そう思ったときには、もう目の縁には生温いものが触れていて、咄嗟に、和泉しゅうの頬を叩いていた。
パチ、と乾いた音が階段に響く。
「いった、」
はじめてだ。誰かに手をあげるなんてことを、まさか自分がしてしまうなんて思わなかった。
だけど、そうするほか、どうすることもできなかった。怒りで、心臓が震えている。
「いわないでよ」
「………なに、」
「……みゆのこと、何も知らないくせに言わないでよ」
「は、」
「みゆのこと舐めないで!あんたのほうが、みゆの上っ面ばっかじゃん。ばっかじゃないの。何も知らないくせに。自分が全部正しいって思ってる。キスしたことはみゆが悪かったよ。ごめんね、ただ、利用しただけだもん」
「……、」
「でも、みゆだって、本気になったことくらいある。
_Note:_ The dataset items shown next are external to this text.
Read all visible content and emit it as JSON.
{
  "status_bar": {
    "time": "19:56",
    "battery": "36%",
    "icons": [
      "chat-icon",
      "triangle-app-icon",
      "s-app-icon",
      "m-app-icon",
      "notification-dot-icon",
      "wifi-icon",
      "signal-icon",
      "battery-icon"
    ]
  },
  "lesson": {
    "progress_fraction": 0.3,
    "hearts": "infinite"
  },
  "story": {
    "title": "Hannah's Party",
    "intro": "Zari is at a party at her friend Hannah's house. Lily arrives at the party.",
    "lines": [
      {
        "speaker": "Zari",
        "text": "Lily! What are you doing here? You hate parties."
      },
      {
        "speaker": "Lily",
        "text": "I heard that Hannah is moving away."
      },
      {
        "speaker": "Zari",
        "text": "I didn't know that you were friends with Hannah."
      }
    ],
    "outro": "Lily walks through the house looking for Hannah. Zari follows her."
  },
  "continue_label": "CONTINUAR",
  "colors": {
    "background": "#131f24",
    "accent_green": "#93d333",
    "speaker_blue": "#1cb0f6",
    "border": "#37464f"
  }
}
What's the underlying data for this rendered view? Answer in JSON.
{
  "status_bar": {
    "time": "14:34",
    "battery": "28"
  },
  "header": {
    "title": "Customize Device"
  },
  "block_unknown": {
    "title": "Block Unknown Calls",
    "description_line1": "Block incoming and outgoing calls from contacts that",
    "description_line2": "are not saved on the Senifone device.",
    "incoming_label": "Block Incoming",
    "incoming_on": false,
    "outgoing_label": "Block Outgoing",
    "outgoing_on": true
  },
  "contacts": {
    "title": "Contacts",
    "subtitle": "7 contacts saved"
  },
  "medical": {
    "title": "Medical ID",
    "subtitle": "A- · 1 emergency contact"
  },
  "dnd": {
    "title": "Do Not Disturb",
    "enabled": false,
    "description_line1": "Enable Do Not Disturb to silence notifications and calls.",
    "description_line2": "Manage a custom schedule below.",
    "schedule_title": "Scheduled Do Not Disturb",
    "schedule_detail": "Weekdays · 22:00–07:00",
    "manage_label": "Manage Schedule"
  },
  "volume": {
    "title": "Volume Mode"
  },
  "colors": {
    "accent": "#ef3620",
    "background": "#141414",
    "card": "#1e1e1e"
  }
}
それで、嫌な思いしたことだってあるんだから。和泉君の言うとおりだよ。可哀想だよ、どうせ」
「…………」
「………みゆ、ずっと、ずっと、可哀想だもん。可愛くいるのに、可哀想なままで、どうすればいいのか分からないもん。……惨めだよ、どうせ、惨めで、可哀想なだけ」
ぽろぽろと涙が落ちていく。
知ってる、今、全然可愛く泣けていない。
視界に映る和泉しゅうが歪んでいる。こんなやつに泣き顔なんて、見せたくない。なのに。
あんたの言葉で傷ついたんだって、どうしても主張したかった。
だけど、プライドがズタズタだ。
可愛くも強くもなれない。
ぎゅう、と唇をかむ。
涙が止まらなくて、
もうこれ以上はダメだと思った。